Więcej o transferze: TUTAJ

17. Norwich, Ricky van Wolfswinkel, 10,5 mln
(22.03.2013r. ze Sportingu Lizbona)
 
Holender, za którym nikt nie płacze. Miał być kluczem do utrzymania w Premier League, a tymczasem przez cały sezon strzelił jednego gola, przez co zespół ostatecznie spadł do Championship. Wciąż formalnie należy do Norwich, aczkolwiek nie pomógł w żadnym stopniu w powrocie do elity, bowiem miniony sezon spędził w Saint-Etienne. Teraz natomiast został wypożyczony do Betisu.
 
18. Bournemouth FC, Tyrone Mings, 8 mln
(26.06.2015r. z Ipswich)
Duży talent, którym interesowało się kilka silniejszych zespołów z elity. Niemniej jednak, rzadko zdarza się, by beniaminek inwestował rekordowe pieniądze w piłkarza, który nie ma doświadczenia w Premier League. W pierwszych kolejkach, ku zaskoczeniu wielu, nie było dla niego miejsca w podstawowym składzie, dlatego na ocenę tej transakcji trzeba jeszcze poczekać.
 
Więcej o transferze: TUTAJ
 
19. Leicester City, Leonardo Ulloa, 8 mln
(22.07.2014r. z Brighton)
Jak na beniaminka przystało, trzeba sypnąć kasą wchodząc do elity. Argentyńczyk to bardzo ciekawy zawodnik, z interesującą przyszłością. Średnio radził sobie w ojczyźnie, ale w Hiszpanii spisywał się obiecująco, szczególnie w Almerii. Podobnie było na boiskach Championship w barwach Brighton. Rosły napastnik to idealne wzmocnienie dla zespołu, który w większości spotkań będzie szukał swoich szans po stałych fragmentach gry, po dośrodkowaniach, po długich piłkach. Zresztą, zdołał już strzelić pierwszego gola na boiskach Premier League, także początek napawa optymizmem.
 
Więcej o transferze: TUTAJ

20. Watford FC, Etienne Capoue, 6,3 mln
(06.07.2015r. z Tottenhamu) 
Kolejny z beniaminków nie szczędził pieniędzy na wzmocnienia.
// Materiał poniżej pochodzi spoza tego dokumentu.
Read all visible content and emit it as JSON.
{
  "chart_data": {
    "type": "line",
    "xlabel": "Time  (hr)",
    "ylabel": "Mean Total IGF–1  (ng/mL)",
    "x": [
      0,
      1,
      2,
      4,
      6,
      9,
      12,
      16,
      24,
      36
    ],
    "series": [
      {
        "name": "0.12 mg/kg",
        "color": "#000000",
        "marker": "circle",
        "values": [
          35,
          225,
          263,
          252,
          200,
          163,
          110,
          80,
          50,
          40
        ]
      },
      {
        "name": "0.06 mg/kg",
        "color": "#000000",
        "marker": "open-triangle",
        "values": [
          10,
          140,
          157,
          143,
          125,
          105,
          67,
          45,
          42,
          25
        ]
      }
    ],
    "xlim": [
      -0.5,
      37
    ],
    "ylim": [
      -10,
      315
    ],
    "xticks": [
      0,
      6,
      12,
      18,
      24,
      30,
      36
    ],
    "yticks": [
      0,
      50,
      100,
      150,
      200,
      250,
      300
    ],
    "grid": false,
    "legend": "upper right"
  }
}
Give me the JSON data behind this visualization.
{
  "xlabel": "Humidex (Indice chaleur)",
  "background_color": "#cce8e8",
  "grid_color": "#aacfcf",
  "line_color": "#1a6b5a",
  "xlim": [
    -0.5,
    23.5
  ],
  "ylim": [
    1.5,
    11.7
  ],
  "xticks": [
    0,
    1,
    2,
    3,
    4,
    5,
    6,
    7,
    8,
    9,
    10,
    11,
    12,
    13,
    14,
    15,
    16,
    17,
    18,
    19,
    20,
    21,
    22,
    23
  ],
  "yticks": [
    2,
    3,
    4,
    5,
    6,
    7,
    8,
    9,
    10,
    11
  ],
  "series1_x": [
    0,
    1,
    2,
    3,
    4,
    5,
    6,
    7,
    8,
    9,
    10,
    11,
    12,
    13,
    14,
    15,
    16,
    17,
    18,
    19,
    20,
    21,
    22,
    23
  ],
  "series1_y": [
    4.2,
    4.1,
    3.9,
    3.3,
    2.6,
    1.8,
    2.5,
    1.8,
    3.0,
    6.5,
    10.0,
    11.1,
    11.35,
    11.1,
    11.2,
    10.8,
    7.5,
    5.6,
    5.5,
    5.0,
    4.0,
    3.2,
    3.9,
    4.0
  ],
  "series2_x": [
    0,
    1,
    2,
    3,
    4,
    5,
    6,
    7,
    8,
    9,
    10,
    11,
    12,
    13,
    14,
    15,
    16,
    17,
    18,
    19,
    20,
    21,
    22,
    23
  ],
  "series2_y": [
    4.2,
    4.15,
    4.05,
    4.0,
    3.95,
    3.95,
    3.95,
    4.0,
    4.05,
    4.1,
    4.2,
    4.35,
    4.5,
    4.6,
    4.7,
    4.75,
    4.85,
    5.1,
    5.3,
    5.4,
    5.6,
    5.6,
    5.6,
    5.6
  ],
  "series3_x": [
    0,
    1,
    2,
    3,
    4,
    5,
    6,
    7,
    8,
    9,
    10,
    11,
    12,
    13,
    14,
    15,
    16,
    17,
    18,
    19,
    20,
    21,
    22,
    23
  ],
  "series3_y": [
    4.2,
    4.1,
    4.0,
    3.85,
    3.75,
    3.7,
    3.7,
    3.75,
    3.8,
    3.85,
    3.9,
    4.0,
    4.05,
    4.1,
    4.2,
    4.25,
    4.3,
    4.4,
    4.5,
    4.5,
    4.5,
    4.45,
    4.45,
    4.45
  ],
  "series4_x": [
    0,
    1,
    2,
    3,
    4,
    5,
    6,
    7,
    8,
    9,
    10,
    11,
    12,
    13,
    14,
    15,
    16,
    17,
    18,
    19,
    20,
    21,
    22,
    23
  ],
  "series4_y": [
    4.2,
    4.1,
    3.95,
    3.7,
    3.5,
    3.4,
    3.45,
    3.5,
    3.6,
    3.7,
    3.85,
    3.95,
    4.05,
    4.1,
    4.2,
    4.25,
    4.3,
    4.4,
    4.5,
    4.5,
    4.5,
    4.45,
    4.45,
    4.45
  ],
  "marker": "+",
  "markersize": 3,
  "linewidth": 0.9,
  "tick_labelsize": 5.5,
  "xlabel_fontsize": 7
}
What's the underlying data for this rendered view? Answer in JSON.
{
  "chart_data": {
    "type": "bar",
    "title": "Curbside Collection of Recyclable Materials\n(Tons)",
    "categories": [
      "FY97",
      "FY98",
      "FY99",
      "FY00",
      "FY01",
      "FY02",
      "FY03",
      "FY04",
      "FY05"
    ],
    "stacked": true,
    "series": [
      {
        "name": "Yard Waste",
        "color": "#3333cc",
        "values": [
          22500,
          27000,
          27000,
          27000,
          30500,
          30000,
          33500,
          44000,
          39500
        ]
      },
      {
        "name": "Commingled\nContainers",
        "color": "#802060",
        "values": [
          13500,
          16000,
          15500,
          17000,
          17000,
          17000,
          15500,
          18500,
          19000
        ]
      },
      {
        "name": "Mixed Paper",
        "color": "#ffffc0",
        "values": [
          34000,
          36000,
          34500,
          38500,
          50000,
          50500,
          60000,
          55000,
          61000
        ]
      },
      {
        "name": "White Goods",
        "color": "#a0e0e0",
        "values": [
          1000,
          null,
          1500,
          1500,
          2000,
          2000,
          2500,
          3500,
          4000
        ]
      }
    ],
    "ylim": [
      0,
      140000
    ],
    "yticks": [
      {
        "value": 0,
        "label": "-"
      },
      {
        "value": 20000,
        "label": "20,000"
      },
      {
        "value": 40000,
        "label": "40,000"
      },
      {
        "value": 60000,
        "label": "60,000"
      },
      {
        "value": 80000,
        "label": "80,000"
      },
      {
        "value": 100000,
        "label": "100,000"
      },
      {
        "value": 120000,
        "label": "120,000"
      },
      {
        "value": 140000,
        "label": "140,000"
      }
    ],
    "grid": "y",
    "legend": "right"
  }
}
Watford przeprowadził bowiem aż pięć transferów większych od poprzedniego rekordu z sezonu 2007/2008, ale to były już pomocnik Tottenhamu okazał się najdroższy. 27-latek nie wspomina najlepiej dwóch lat spędzonych na White Hart Lane i teraz, jako kluczowy zawodnik, ma szansę coś udowodnić. Póki co filar drugiej linii "The Hornets".